591,000: That’s how many working Ohioans would be newly eligible for unemployment compensation if a bill co-sponsored by U.S. Sen. Sherrod Brown becomes law. Bill sponsors proposed it as an amendment to the Build Back Better plan. Michael explains how passing it would improve the Ohio unemployment system, which makes it harder for people to qualify for benefits than in all but four states.
22 months: This year, October 21 marked the day the typical Latina would have to work into 2021 to make the same a typical white man did in 2020 – that’s 22 months! Latinas are paid $.57 for every $1 made by white men. Our partners Essential Ohio hosted a conversation about the racist and sexist policies that allow Latinas to be underpaid, and what we can do to change it.
700: When a group of 60 extremists tried to ban diversity and inclusion in Chagrin Falls, a local mom found 700 people to sign her letter supporting the curriculum.
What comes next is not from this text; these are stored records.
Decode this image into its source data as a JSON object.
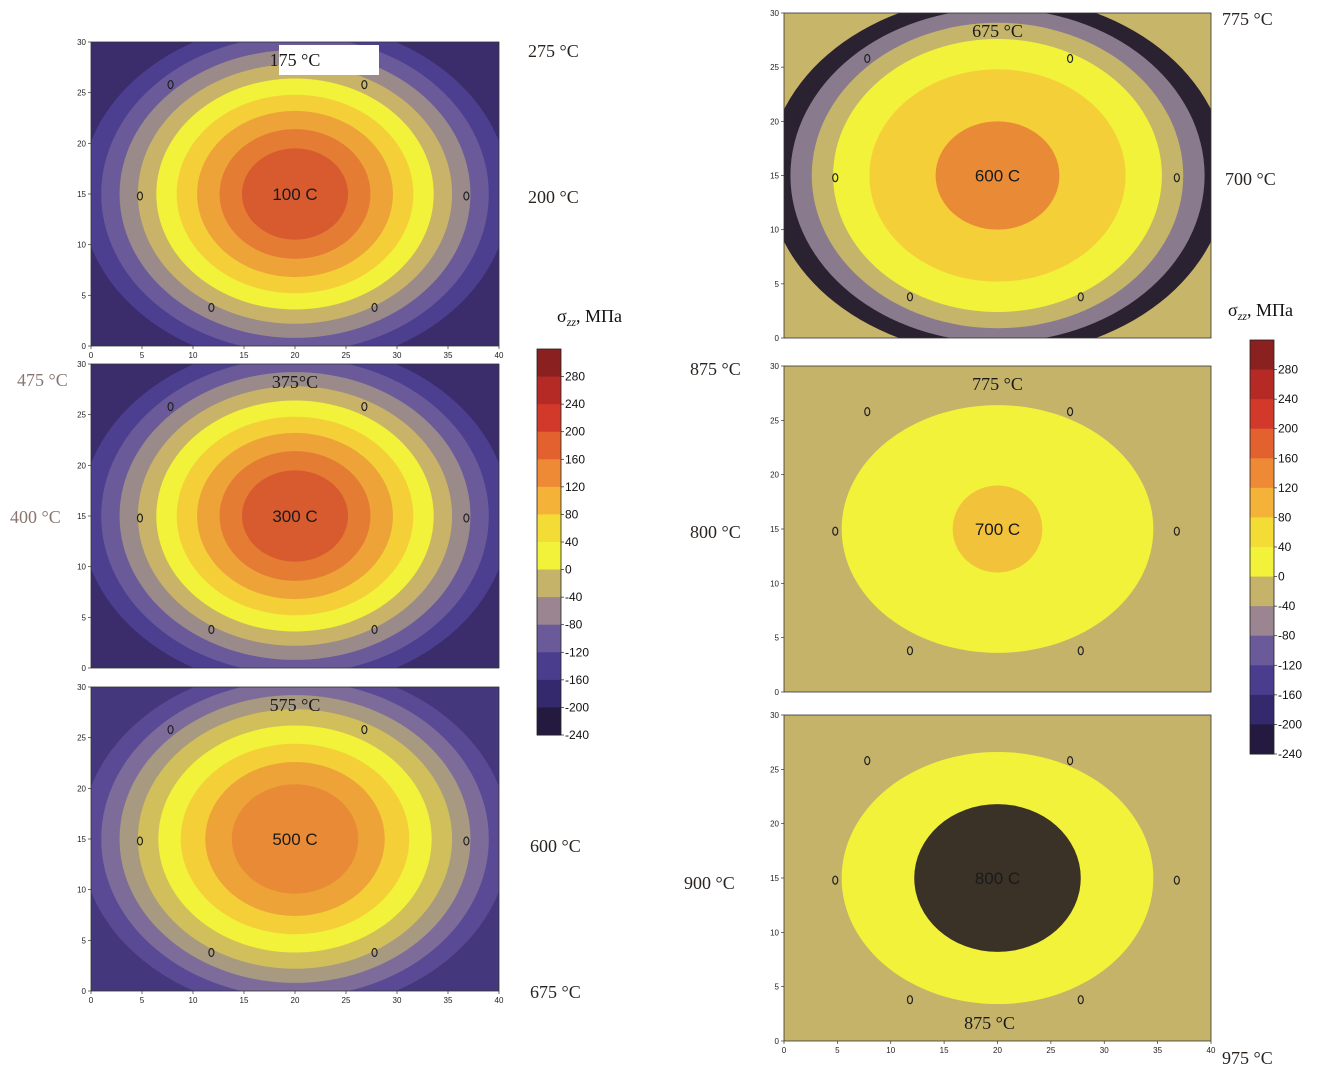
{
  "chart_data": [
    {
      "type": "heatmap",
      "id": "p1",
      "center_label": "100 C",
      "top_label": "175 °C",
      "xlim": [
        0,
        40
      ],
      "ylim": [
        0,
        30
      ],
      "x_ticks": [
        "0",
        "5",
        "10",
        "15",
        "20",
        "25",
        "30",
        "35",
        "40"
      ],
      "y_ticks": [
        "0",
        "5",
        "10",
        "15",
        "20",
        "25",
        "30"
      ],
      "rings": [
        {
          "rx": 21,
          "ry": 17,
          "color": "#4d3f8f"
        },
        {
          "rx": 19,
          "ry": 15.6,
          "color": "#6a5a99"
        },
        {
          "rx": 17.2,
          "ry": 14.2,
          "color": "#9a8a8a"
        },
        {
          "rx": 15.4,
          "ry": 12.8,
          "color": "#c9b368"
        },
        {
          "rx": 13.6,
          "ry": 11.4,
          "color": "#f2f23a"
        },
        {
          "rx": 11.6,
          "ry": 9.8,
          "color": "#f4cf37"
        },
        {
          "rx": 9.6,
          "ry": 8.2,
          "color": "#eda338"
        },
        {
          "rx": 7.4,
          "ry": 6.4,
          "color": "#e57c33"
        },
        {
          "rx": 5.2,
          "ry": 4.5,
          "color": "#d85a2f"
        }
      ],
      "bg_color": "#3b2d6b"
    },
    {
      "type": "heatmap",
      "id": "p2",
      "center_label": "300 C",
      "top_label": "375°C",
      "xlim": [
        0,
        40
      ],
      "ylim": [
        0,
        30
      ],
      "x_ticks": [],
      "y_ticks": [
        "0",
        "5",
        "10",
        "15",
        "20",
        "25",
        "30"
      ],
      "rings": [
        {
          "rx": 21,
          "ry": 17,
          "color": "#4d3f8f"
        },
        {
          "rx": 19,
          "ry": 15.6,
          "color": "#6a5a99"
        },
        {
          "rx": 17.2,
          "ry": 14.2,
          "color": "#9a8a8a"
        },
        {
          "rx": 15.4,
          "ry": 12.8,
          "color": "#c9b368"
        },
        {
          "rx": 13.6,
          "ry": 11.4,
          "color": "#f2f23a"
        },
        {
          "rx": 11.6,
          "ry": 9.8,
          "color": "#f4cf37"
        },
        {
          "rx": 9.6,
          "ry": 8.2,
          "color": "#eda338"
        },
        {
          "rx": 7.4,
          "ry": 6.4,
          "color": "#e57c33"
        },
        {
          "rx": 5.2,
          "ry": 4.5,
          "color": "#d85a2f"
        }
      ],
      "bg_color": "#3b2d6b"
    },
    {
      "type": "heatmap",
      "id": "p3",
      "center_label": "500 C",
      "top_label": "575 °C",
      "xlim": [
        0,
        40
      ],
      "ylim": [
        0,
        30
      ],
      "x_ticks": [
        "0",
        "5",
        "10",
        "15",
        "20",
        "25",
        "30",
        "35",
        "40"
      ],
      "y_ticks": [
        "0",
        "5",
        "10",
        "15",
        "20",
        "25",
        "30"
      ],
      "rings": [
        {
          "rx": 21,
          "ry": 17,
          "color": "#5a4a95"
        },
        {
          "rx": 19,
          "ry": 15.6,
          "color": "#7d6c9a"
        },
        {
          "rx": 17.2,
          "ry": 14.2,
          "color": "#a89a80"
        },
        {
          "rx": 15.4,
          "ry": 12.8,
          "color": "#d1bf5c"
        },
        {
          "rx": 13.4,
          "ry": 11.2,
          "color": "#f2f23a"
        },
        {
          "rx": 11.2,
          "ry": 9.4,
          "color": "#f4cf37"
        },
        {
          "rx": 8.8,
          "ry": 7.6,
          "color": "#eda338"
        },
        {
          "rx": 6.2,
          "ry": 5.4,
          "color": "#e98b36"
        }
      ],
      "bg_color": "#44377c"
    },
    {
      "type": "heatmap",
      "id": "p4",
      "center_label": "600 C",
      "top_label": "675 °C",
      "xlim": [
        0,
        40
      ],
      "ylim": [
        0,
        30
      ],
      "x_ticks": [],
      "y_ticks": [
        "0",
        "5",
        "10",
        "15",
        "20",
        "25",
        "30"
      ],
      "rings": [
        {
          "rx": 21.5,
          "ry": 16.6,
          "color": "#2a2230"
        },
        {
          "rx": 19.4,
          "ry": 15.4,
          "color": "#8a7a8e"
        },
        {
          "rx": 17.4,
          "ry": 14.1,
          "color": "#c4b56a"
        },
        {
          "rx": 15.4,
          "ry": 12.6,
          "color": "#f2f23a"
        },
        {
          "rx": 12.0,
          "ry": 9.8,
          "color": "#f4cf37"
        },
        {
          "rx": 5.8,
          "ry": 5.0,
          "color": "#e98b36"
        }
      ],
      "bg_color": "#c7b56a"
    },
    {
      "type": "heatmap",
      "id": "p5",
      "center_label": "700 C",
      "top_label": "775 °C",
      "xlim": [
        0,
        40
      ],
      "ylim": [
        0,
        30
      ],
      "x_ticks": [],
      "y_ticks": [
        "0",
        "5",
        "10",
        "15",
        "20",
        "25",
        "30"
      ],
      "rings": [
        {
          "rx": 14.6,
          "ry": 11.4,
          "color": "#f2f23a"
        },
        {
          "rx": 4.2,
          "ry": 4.0,
          "color": "#f1c23a"
        }
      ],
      "bg_color": "#c6b36a"
    },
    {
      "type": "heatmap",
      "id": "p6",
      "center_label": "800 C",
      "top_label": "",
      "bottom_label": "875 °C",
      "xlim": [
        0,
        40
      ],
      "ylim": [
        0,
        30
      ],
      "x_ticks": [
        "0",
        "5",
        "10",
        "15",
        "20",
        "25",
        "30",
        "35",
        "40"
      ],
      "y_ticks": [
        "0",
        "5",
        "10",
        "15",
        "20",
        "25",
        "30"
      ],
      "rings": [
        {
          "rx": 14.6,
          "ry": 11.6,
          "color": "#f2f23a"
        },
        {
          "rx": 7.8,
          "ry": 6.8,
          "color": "#3a3226"
        }
      ],
      "bg_color": "#c6b36a"
    }
  ],
  "side_labels": {
    "p1_right_top": "275 °C",
    "p1_right_mid": "200 °C",
    "p2_left_top": "475 °C",
    "p2_left_mid": "400 °C",
    "p3_right_mid": "600 °C",
    "p3_right_bottom": "675 °C",
    "p4_right_top": "775 °C",
    "p4_right_mid": "700 °C",
    "p5_left_top": "875 °C",
    "p5_left_mid": "800 °C",
    "p6_left_mid": "900 °C",
    "p6_right_bottom": "975 °C"
  },
  "colorbar": {
    "title_symbol": "σ",
    "title_sub": "zz",
    "title_unit": ", МПа",
    "levels": [
      "280",
      "240",
      "200",
      "160",
      "120",
      "80",
      "40",
      "0",
      "-40",
      "-80",
      "-120",
      "-160",
      "-200",
      "-240"
    ],
    "colors": [
      "#8a2020",
      "#b52a25",
      "#d2392a",
      "#e3612f",
      "#ee8a36",
      "#f4b338",
      "#f4dc37",
      "#f2f23a",
      "#c6b36a",
      "#9a8590",
      "#6a5a99",
      "#4a3d8e",
      "#34296c",
      "#24193f"
    ]
  }
}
That’s just one example of Ohioans coming together across race and place to defend honesty in education. Caitlin Johnson wrote an op-ed for Cleveland.com about why we all must do our part to ensure our kids can learn from the past so they can build a better future.
50,900: That is how many jobs could be created in Ohio alone if federal policymakers adopt ReImagine Appalachia’s plan to revive the New Deal’s Civilian Conservation Corps and make it inclusive for people of all races and genders and those with a conviction in their past. ReImagine Appalachia recently launched a video with Sen. Bob Casey of Pennsylvania to promote the plan. Check it out and share it widely!
29.5%: Although Black people make up nearly half of Cleveland residents, they hold only 29.5% of jobs working construction. The local hiring ordinance, known as the Fannie Lewis Law, helped ensure Cleveland residents got construction jobs when the city contracted with a private company. State lawmakers preempted that highly effective local law. It’s part of a troubling trend across the country in which state policymakers nix cities' attempts to expand opportunity for people of all races. A new report from EARN and the Economic Policy Institute has more.